The Varsity line closed to passengers on 1 January 1968; it remained open to goods traffic until October 1993, when the bridge was mothballed. The flyover was returned to use in 2006 along with a mile of track west of Bletchley to a loop at the Newton Longville Brickworks landfill site.

==2020/2021 rebuild==
As part of the East West Rail project that will reopen the Oxford – Cambridge route, work to replace 14 of the spans began in April 2020. Sections beside and over the WCML were removed in April and May. The arches crossing Buckingham Road (on the east side of WCML) started being removed on 5 July 2020. "The final span was lifted out by crane in October and the last of the supporting piers and pillars were removed over the weekend of 9-10 January 2021". At the early May 2021 holiday, 103 concrete girders were lifted into place to provide the bridge deck over the main line.

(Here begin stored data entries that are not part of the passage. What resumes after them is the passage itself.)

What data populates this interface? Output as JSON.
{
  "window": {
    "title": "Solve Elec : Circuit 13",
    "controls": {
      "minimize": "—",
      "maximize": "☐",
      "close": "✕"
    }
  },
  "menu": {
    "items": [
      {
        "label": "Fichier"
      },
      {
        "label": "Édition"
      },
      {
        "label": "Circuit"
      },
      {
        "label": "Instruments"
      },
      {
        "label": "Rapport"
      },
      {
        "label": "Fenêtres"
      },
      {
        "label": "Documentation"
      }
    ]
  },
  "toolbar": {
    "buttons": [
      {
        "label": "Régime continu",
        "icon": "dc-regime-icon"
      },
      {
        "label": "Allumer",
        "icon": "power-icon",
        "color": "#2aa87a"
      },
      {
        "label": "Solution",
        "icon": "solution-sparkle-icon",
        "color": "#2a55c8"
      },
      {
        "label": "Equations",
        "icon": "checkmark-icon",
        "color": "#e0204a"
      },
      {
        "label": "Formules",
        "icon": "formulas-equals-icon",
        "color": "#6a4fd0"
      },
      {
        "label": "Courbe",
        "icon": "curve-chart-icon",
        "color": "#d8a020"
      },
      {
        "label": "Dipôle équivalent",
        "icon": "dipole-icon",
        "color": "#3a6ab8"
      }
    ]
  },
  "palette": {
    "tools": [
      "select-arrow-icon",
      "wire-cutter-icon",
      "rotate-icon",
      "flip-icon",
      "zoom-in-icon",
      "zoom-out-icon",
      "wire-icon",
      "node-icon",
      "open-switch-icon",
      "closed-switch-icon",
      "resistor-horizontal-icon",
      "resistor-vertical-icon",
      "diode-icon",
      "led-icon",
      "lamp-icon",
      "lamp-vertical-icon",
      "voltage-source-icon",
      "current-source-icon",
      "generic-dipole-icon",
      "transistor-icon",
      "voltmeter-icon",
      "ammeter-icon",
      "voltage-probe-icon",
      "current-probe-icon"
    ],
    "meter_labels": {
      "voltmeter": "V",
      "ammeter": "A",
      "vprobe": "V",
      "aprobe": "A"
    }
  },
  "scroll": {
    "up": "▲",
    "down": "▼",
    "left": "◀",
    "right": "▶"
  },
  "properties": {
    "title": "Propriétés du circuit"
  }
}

During summer 2021, a new structure was built for use by East West Rail, in the form of a box tunnel around the WCML; by February 2022, 1.5 km of track had been installed over the new flyover, enabling engineering trains to reach the eastern end of the construction site.

The renovation project includes a plan to construct high level platforms for Bletchley station, just after the eastern end of the flyover. These platforms will serve East West Rail (only).